The following dissertation consists of three essays. The first addresses Acemoglu et al.(2001)'s Reversal of Fortune institutional hypothesis that more “extractive” institutions were created by the European conquering powers in areas that were relatively wealthy at the time of conquest. These institutions were detrimental to subsequent growth causing a reversal of per capita wealth order. In this essay I develop an alternative explanation for this reversal using a learning-by-doing externality and test it on European and northern Asian countries which had been conquered and ruled by a foreign power since 1500. I find that learning-by-doing technical knowledge accumulation is a more plausible explanation for reversal of fortune than institutional shocks.

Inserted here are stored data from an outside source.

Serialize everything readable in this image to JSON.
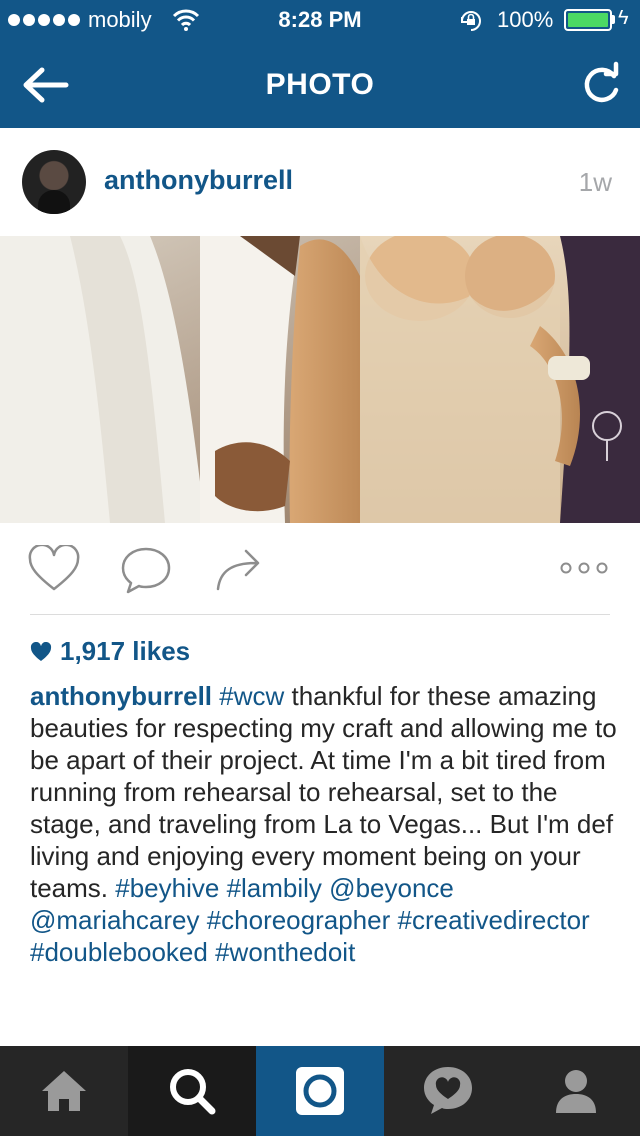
{
  "status_bar": {
    "carrier": "mobily",
    "time": "8:28 PM",
    "battery": "100%",
    "signal_icon": "signal-dots-icon",
    "wifi_icon": "wifi-icon",
    "lock_icon": "rotation-lock-icon",
    "charging_icon": "bolt-icon"
  },
  "nav": {
    "title": "PHOTO",
    "back_icon": "back-arrow-icon",
    "refresh_icon": "refresh-icon"
  },
  "post": {
    "username": "anthonyburrell",
    "time_ago": "1w",
    "likes": "1,917 likes",
    "caption": {
      "user": "anthonyburrell",
      "segments": [
        {
          "text": "#wcw",
          "type": "tag"
        },
        {
          "text": " thankful for these amazing beauties for respecting my craft and allowing me to be apart of their project. At time I'm a bit tired from running from rehearsal to rehearsal, set to the stage, and traveling from La to Vegas... But I'm def living and enjoying every moment being on your teams. ",
          "type": "text"
        },
        {
          "text": "#beyhive",
          "type": "tag"
        },
        {
          "text": " ",
          "type": "text"
        },
        {
          "text": "#lambily",
          "type": "tag"
        },
        {
          "text": " ",
          "type": "text"
        },
        {
          "text": "@beyonce",
          "type": "tag"
        },
        {
          "text": " ",
          "type": "text"
        },
        {
          "text": "@mariahcarey",
          "type": "tag"
        },
        {
          "text": " ",
          "type": "text"
        },
        {
          "text": "#choreographer",
          "type": "tag"
        },
        {
          "text": " ",
          "type": "text"
        },
        {
          "text": "#creativedirector",
          "type": "tag"
        },
        {
          "text": " ",
          "type": "text"
        },
        {
          "text": "#doublebooked",
          "type": "tag"
        },
        {
          "text": " ",
          "type": "text"
        },
        {
          "text": "#wonthedoit",
          "type": "tag"
        }
      ]
    }
  },
  "actions": {
    "like_icon": "heart-outline-icon",
    "comment_icon": "comment-bubble-icon",
    "share_icon": "share-arrow-icon",
    "more_icon": "more-dots-icon"
  },
  "tabbar": {
    "tabs": [
      {
        "icon": "home-icon",
        "active": false
      },
      {
        "icon": "search-icon",
        "active": false
      },
      {
        "icon": "camera-icon",
        "active": true
      },
      {
        "icon": "activity-heart-icon",
        "active": false
      },
      {
        "icon": "profile-icon",
        "active": false
      }
    ]
  },
  "colors": {
    "brand": "#125688",
    "tabbar": "#262626",
    "text": "#262626",
    "muted": "#a5a7aa",
    "battery": "#4cd964"
  }
}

The second presents a formal theory which illustrates the path from material prosperity to political liberalism through urbanization. Urbanization and liberalization act as substitute inputs to production of non-elite resistance. Increased urbanization reduces the marginal effect of liberalization as liberalization becomes increasingly redundant. Urban elites therefore have lower costs to weigh against potential benefits when choosing to liberalize. This seeks to contribute to the literature on democratization, providing a theoretical basis to Lipset (1959)'s modernization hypothesis.

The third essay extends McBride and Skaperdas (2006)'s tug-of-war model of conflict with arming costs to arbitrary numbers and structures of conflict states. I explore the model's accommodation of transitions from fighting to bargaining depending on state. I also prove some general properties of these models showing that more balanced opponents will be more likely to bargain under reasonable assumptions.